Die EU hat ein Vertragsverletzungsverfahren gegen Deutschland wegen des umstrittenen EZB-Urteils aus Karlsruhe eingestellt. Diese Beilegung des Konfliktes sei teilweise dadurch zu erklären, dass sich Brüssel auf den gravierenden Vorgang in Polen konzentrieren wolle, sagte der Europarechtler Franz Mayer im Dlf.

Franz Mayer im Gespräch mit Sandra Schulz |
Wolken ziehen über die Europäische Zentralbank (EZB) in Frankfurt am Main hinweg.
Außenansicht Europäische Zentralbank (EZB) in Frankfurt am Main (picture alliance / greatif | Florian Gaul)
Das Bundesverfassungsgericht hatte im Mai 2020 das Anleihekaufprogramm der Europäischen Zentralbank (PSPP) für teilweise verfassungswidrig erklärt, obwohl der Europäische Gerichtshof (EuGH) vorher schon grünes Licht für das Programm gegeben hatte. Nach Auffassung der EU-Kommission kritisierten die Karlsruher Richter so das EuGH-Urteil als Kompetenzüberschreitung und verstießen ihrerseits gegen den Grundsatz, wonach das EU-Recht Vorrang hat. Im Juni 2021 leitete die EU-Kommission deshalb das Vertragsverletzungsverfahren gegen Deutschland ein. Die Brüsseler Behörde betonte damals, auch in anderen Ländern gebe es nun ebenfalls eine Grundsatzdebatte über den Vorrang von EU-Recht vor nationalem Recht.
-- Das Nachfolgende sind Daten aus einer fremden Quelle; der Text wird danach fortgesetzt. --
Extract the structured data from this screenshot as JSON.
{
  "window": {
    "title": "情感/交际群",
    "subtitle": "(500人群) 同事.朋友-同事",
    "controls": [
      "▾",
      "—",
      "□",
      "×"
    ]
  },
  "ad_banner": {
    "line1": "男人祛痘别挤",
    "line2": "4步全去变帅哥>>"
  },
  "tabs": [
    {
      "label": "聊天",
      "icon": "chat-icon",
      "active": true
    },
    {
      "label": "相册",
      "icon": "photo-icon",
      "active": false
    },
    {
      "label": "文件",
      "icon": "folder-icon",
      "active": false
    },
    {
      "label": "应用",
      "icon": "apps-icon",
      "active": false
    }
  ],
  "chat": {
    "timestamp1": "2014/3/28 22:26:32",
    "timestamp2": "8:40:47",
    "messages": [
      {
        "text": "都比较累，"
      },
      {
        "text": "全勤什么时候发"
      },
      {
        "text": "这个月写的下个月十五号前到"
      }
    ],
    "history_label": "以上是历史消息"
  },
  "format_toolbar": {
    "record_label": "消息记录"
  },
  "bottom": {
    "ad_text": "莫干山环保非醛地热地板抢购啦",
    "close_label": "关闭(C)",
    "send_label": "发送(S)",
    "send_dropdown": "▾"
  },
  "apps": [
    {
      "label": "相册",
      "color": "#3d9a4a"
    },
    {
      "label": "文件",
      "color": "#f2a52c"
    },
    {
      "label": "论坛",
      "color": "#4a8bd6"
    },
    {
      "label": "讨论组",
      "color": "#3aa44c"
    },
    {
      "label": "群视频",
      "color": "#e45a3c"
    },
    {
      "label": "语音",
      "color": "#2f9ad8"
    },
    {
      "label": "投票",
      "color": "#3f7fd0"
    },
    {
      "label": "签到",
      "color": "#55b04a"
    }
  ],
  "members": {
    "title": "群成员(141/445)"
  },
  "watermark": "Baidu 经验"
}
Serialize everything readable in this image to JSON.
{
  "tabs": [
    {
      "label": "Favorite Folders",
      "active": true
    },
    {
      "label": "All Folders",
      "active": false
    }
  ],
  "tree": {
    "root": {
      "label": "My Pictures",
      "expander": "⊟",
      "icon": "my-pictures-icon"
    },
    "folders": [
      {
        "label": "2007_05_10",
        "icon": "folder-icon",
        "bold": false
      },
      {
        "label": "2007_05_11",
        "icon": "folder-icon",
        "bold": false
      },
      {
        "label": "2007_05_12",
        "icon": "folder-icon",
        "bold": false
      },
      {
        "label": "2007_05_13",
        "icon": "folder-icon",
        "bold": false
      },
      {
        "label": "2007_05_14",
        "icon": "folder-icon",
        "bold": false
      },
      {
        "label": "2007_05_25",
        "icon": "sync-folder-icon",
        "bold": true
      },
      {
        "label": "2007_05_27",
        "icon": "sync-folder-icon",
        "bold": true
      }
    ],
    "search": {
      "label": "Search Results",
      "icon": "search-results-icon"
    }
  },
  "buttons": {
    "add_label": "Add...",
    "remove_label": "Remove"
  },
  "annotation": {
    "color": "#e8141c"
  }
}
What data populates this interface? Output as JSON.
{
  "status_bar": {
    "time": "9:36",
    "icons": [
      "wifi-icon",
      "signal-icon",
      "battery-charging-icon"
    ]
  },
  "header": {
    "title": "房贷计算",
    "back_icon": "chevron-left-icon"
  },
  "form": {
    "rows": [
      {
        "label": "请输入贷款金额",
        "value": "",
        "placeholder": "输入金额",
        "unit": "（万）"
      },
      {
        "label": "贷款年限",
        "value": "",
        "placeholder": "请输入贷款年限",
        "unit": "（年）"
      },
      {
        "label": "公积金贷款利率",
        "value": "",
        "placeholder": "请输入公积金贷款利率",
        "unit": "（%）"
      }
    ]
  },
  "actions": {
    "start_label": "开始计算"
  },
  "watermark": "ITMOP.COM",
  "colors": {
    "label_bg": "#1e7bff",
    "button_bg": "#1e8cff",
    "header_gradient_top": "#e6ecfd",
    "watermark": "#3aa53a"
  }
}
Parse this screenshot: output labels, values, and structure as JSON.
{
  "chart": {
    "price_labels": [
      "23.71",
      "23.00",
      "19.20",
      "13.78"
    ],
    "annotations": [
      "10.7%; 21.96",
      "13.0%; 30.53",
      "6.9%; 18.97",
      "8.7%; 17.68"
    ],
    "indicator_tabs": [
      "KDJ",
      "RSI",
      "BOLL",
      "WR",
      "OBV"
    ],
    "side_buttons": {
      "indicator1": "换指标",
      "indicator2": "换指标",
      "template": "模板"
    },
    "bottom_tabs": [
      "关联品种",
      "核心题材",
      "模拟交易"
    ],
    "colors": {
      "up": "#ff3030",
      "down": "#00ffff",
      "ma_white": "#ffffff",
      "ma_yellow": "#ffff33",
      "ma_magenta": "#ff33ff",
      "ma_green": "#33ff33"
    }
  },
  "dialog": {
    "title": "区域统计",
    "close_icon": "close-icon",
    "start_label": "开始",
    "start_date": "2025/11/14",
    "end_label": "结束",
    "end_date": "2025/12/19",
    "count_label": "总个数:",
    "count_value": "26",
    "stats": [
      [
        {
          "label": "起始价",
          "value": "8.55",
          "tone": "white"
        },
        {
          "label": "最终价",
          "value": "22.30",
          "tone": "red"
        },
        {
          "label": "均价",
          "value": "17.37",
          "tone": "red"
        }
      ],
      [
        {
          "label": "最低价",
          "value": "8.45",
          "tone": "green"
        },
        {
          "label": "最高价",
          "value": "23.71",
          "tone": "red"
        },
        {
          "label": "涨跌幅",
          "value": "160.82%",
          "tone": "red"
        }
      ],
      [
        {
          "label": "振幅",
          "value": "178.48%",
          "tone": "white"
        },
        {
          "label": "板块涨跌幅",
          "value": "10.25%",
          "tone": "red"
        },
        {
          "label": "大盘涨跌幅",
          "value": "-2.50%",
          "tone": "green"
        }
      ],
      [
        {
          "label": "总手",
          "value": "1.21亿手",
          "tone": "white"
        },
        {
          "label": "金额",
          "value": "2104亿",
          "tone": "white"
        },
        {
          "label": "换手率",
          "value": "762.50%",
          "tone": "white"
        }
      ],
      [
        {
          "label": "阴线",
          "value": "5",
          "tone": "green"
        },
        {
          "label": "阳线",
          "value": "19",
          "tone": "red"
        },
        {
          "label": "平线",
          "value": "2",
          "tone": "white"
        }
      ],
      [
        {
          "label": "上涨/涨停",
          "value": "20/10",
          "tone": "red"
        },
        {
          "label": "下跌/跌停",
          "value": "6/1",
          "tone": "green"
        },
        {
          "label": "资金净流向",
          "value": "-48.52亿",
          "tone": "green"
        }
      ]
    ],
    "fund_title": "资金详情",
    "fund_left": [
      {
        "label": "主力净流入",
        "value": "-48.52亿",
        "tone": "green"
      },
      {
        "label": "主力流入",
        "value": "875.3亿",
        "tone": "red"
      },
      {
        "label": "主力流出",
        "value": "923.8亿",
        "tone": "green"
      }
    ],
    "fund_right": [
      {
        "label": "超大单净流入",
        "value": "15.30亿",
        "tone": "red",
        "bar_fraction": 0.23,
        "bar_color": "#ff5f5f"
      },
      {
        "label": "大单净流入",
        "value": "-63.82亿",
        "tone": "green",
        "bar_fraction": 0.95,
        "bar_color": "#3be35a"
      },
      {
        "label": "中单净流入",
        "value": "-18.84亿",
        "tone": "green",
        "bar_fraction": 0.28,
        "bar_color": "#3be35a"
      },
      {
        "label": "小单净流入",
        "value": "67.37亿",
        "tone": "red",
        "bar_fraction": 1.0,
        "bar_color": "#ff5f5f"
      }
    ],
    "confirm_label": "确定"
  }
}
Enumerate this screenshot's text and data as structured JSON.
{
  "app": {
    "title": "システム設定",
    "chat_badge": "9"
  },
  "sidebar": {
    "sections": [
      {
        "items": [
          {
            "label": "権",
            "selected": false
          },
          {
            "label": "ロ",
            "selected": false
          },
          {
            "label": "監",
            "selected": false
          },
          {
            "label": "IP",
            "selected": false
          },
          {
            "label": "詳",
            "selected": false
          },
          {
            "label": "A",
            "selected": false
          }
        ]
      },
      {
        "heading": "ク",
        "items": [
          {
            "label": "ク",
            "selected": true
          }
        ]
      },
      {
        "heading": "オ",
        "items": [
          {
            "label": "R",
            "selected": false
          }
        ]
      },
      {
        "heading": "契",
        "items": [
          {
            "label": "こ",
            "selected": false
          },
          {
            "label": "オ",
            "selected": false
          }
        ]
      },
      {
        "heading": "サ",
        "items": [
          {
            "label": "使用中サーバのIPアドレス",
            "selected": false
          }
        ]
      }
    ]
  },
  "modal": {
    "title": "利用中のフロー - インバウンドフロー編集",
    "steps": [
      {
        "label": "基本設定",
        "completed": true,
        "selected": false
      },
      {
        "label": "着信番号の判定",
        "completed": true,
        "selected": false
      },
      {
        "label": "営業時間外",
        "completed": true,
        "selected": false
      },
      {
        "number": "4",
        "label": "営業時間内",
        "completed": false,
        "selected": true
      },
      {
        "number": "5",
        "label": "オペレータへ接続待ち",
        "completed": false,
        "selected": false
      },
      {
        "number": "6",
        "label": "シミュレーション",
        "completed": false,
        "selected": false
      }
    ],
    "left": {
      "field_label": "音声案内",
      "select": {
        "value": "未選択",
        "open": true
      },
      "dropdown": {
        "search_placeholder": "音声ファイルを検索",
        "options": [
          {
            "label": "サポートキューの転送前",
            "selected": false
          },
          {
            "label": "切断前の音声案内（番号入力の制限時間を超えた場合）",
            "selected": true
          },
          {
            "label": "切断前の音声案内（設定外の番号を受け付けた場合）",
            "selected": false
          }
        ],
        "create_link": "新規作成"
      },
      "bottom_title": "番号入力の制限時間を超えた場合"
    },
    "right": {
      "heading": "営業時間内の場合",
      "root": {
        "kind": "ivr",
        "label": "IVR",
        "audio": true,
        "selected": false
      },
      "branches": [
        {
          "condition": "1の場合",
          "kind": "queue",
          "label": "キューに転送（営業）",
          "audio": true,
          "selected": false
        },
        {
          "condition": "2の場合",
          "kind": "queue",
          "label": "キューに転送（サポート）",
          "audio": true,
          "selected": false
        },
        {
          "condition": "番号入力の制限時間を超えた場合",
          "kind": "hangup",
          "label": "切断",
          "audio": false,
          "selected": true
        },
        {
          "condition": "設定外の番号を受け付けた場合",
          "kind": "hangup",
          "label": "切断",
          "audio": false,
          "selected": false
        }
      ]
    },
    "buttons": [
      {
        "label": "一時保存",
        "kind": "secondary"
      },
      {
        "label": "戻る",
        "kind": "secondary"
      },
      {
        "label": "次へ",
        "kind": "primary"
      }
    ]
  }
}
Am 3. Dezember 2021 teilte die EU-Kommission mit, dass das Vertragsverletzungsverfahren gegen Deutschland wieder eingestellt worden sei. Die Bundesregierung habe überzeugend dargelegt, dass Deutschland den Vorrang des EU-Rechts und das Prinzip der Rechtsstaatlichkeit anerkenne, erklärte die Brüsseler Behörde.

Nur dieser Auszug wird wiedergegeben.